Element Art Space presents Jim Allen Abel’s latest series, “The Mastodon Came in Through My Bathroom Window,” which is the outcome from his imprisonment earlier this year.

As a son of a history teacher, Abel has always been interested in history and social culture. In this new series, he connects Indonesia and Singapore through the life of Oei Tiong Ham (b. 1866, Semarang - d. 1924, Singapore). Oei was a successful Chinese decent Indonesian business magnate who had significant influence on the history of social, political, economical and cultural in Indonesia during the Dutch colonisation as well as the development of business and arts in Singapore during the 1900s. Using Oei as a point in history, Abel uses the concept of ‘reconstruction and deconstruction’ to pull apart false histories that have now become ‘facts’ in Indonesia. The artist also used performance art as a method of storytelling and pushes the understanding of how people in reality react or respond to circumstances that are outside of their control or comfort zone.
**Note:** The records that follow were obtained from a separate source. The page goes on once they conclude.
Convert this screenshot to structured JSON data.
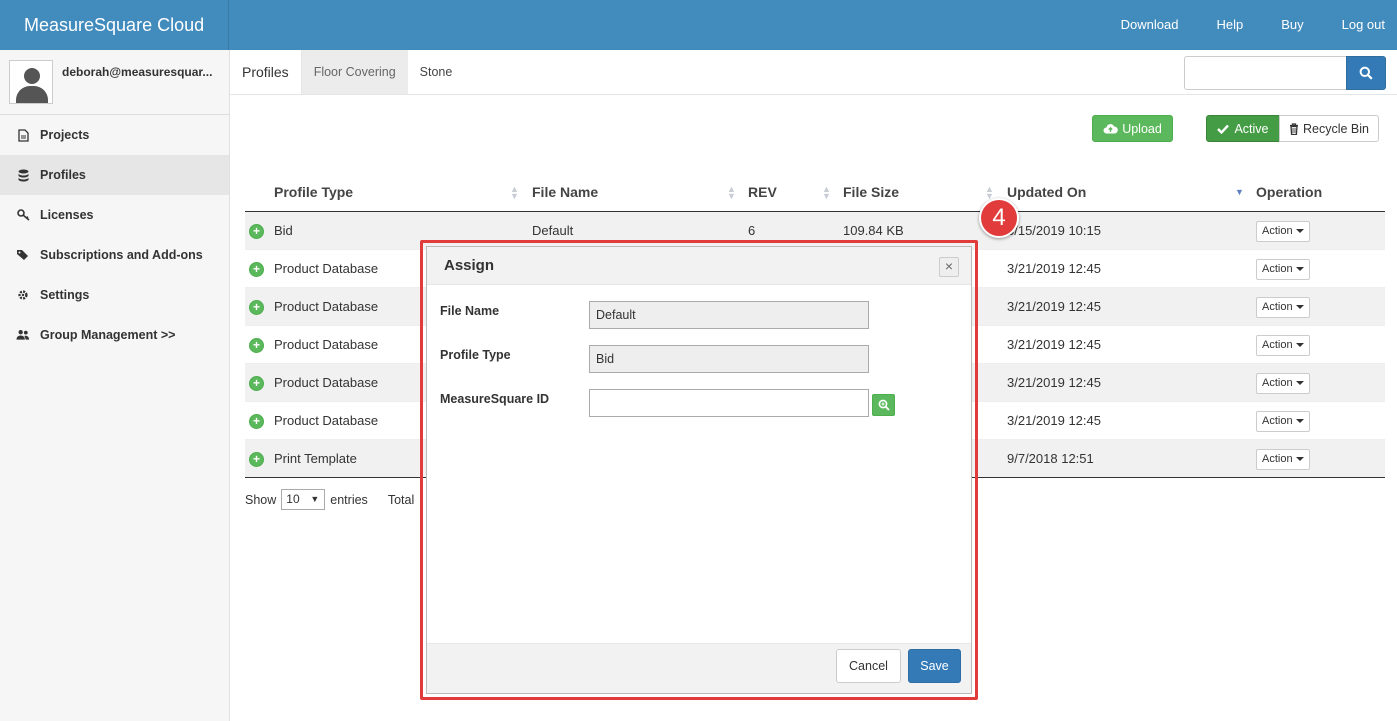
{
  "header": {
    "brand": "MeasureSquare Cloud",
    "nav": [
      "Download",
      "Help",
      "Buy",
      "Log out"
    ]
  },
  "sidebar": {
    "user": "deborah@measuresquar...",
    "items": [
      {
        "label": "Projects",
        "icon": "file-icon"
      },
      {
        "label": "Profiles",
        "icon": "database-icon",
        "active": true
      },
      {
        "label": "Licenses",
        "icon": "key-icon"
      },
      {
        "label": "Subscriptions and Add-ons",
        "icon": "tags-icon"
      },
      {
        "label": "Settings",
        "icon": "gear-icon"
      },
      {
        "label": "Group Management >>",
        "icon": "users-icon"
      }
    ]
  },
  "tabs": {
    "title": "Profiles",
    "items": [
      "Floor Covering",
      "Stone"
    ],
    "selected": "Floor Covering"
  },
  "search": {
    "placeholder": ""
  },
  "toolbar": {
    "upload": "Upload",
    "active": "Active",
    "recycle": "Recycle Bin"
  },
  "table": {
    "columns": [
      "Profile Type",
      "File Name",
      "REV",
      "File Size",
      "Updated On",
      "Operation"
    ],
    "rows": [
      {
        "type": "Bid",
        "file": "Default",
        "rev": "6",
        "size": "109.84 KB",
        "updated": "3/15/2019 10:15",
        "op": "Action"
      },
      {
        "type": "Product Database",
        "file": "",
        "rev": "",
        "size": "",
        "updated": "3/21/2019 12:45",
        "op": "Action"
      },
      {
        "type": "Product Database",
        "file": "",
        "rev": "",
        "size": "",
        "updated": "3/21/2019 12:45",
        "op": "Action"
      },
      {
        "type": "Product Database",
        "file": "",
        "rev": "",
        "size": "",
        "updated": "3/21/2019 12:45",
        "op": "Action"
      },
      {
        "type": "Product Database",
        "file": "",
        "rev": "",
        "size": "",
        "updated": "3/21/2019 12:45",
        "op": "Action"
      },
      {
        "type": "Product Database",
        "file": "",
        "rev": "",
        "size": "",
        "updated": "3/21/2019 12:45",
        "op": "Action"
      },
      {
        "type": "Print Template",
        "file": "",
        "rev": "",
        "size": "",
        "updated": "9/7/2018 12:51",
        "op": "Action"
      }
    ]
  },
  "footer": {
    "show": "Show",
    "entries_value": "10",
    "entries": "entries",
    "total": "Total"
  },
  "step_badge": "4",
  "modal": {
    "title": "Assign",
    "fields": {
      "file_name_label": "File Name",
      "file_name_value": "Default",
      "profile_type_label": "Profile Type",
      "profile_type_value": "Bid",
      "msid_label": "MeasureSquare ID",
      "msid_value": ""
    },
    "cancel": "Cancel",
    "save": "Save"
  },
  "colors": {
    "header": "#428bbd",
    "primary": "#337ab7",
    "success": "#5cb85c",
    "highlight": "#e23b3b"
  }
}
Abel chanced upon a book about Oei from a limited collection of reading materials available in the prison library. After collecting more findings of Oei’s life account in Indonesia and Singapore, he found similarities between Oei and a mastodon−an ancient pre-historic elephant that succumbed to ancient human hunters approximately 10,000 years ago. And “Came in Through My Bathroom Window” symbolises thoughts and ideas pouring through the barred window from the artist’s previous prison cell.

The performative photograph titled “The Tauchang,” for example, illustrates a back-view of a Chinese with sagger while straining to climb a very high wall. This symbolises the discriminatory rules and policies against people of the Chinese descent in Indonesia during the Dutch colonisation. “Thank you Sir, for killing us softly!” was inspired by a film that tells a story of clueless murdered victims, who in desperation on seeking justice eventually surrendered and accepted their deaths by offering flower garlands to their killer saying, ‘Thank you for killing us.’ Similarly, Oei obtained a license from the VOC to deal opium in Java, Indonesia legally, and made huge profits from opium trading. The relationship between drug dealers and junkies. With easy excess to drugs not long after the the collapse of the Suharto regime in 1998. junkies giving up their money in return for drugs and slowly leading themselves to grave.

The Mastodon Came in Through My Bathroom Window composes of 8 artworks. The exhibition will run until 29 December 2013.

Jim Allen Abel was born in 1975 in Ujung Pandang, formerly Makassar, on Sulawesi Island. His works have been exhibited in Australia, Indonesia, Japan, Korea, France, UAE as well as museums such as Musee du Quay in Paris (2011) and The National Gallery in Jakarta (2003 & 2012).